Redirecting using jstl core Redirect

Question

I want user to be redirected if the value I am checking in c:if is evaluated to true. For redirecting, I am using c:redirect url="url". But it is not redirecting me to the page. Here is the code:

<!DOCTYPE html PUBLIC "-//W3C//DTD XHTML 1.0 Transitional//EN" "http://www.w3.org/TR/xhtml1/DTD/xhtml1-transitional.dtd">
<f:view>
<c:if test="#{user.loggedIn}">
    #{user.loggedIn}
    <c:redirect url="index.xhtml"></c:redirect>
</c:if>

    Hello #{user.name}

    <h:form>
    <h:commandButton value="Logout" action="#{user.logout}" />
    </h:form>
</f:view>

Here, h represents JSF Html Taglib, c is JSTL core taglib, f is JSF core taglib.

Answer 1

Do not control the request/response in the view side. Do it in the controller side.

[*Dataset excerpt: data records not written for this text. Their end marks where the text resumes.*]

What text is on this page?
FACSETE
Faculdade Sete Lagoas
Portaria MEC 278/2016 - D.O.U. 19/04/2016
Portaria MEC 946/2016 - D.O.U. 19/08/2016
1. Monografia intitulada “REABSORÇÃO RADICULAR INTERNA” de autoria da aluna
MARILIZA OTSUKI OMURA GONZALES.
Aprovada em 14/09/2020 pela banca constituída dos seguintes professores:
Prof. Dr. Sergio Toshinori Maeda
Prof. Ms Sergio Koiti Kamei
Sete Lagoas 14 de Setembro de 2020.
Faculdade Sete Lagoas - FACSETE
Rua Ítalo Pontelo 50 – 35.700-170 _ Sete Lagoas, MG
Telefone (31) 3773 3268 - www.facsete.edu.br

Use a filter which you map on URL pattern of the restricted pages, such as /app/*. JSF session scoped managed beans are just available as HttpSession attributes in the filter.

@Override
public void doFilter(ServletRequest req, ServletResponse res, FilterChain chain) throws IOException, ServletException {
    HttpServletRequest request = (HttpServletRequest) req;
    HttpServletResponse response = (HttpServletResponse) res;
    HttpSession session = request.getSession(false);
    User user = (session != null) ? (User) session.getAttribute("user") : null;

    if (user == null || !user.isLoggedIn()) {
        response.sendRedirect("index.xhtml"); // No logged-in user found, so redirect to index page.
    } else {
        chain.doFilter(req, res); // Logged-in user found, so just continue request.
    }
}

The reason that this fails is that a JSF view is part of the response and that the response may already have been committed at that point. You should have seen an IllegalStateException: response already committed in the server logs at the point <c:redirect> is invoked.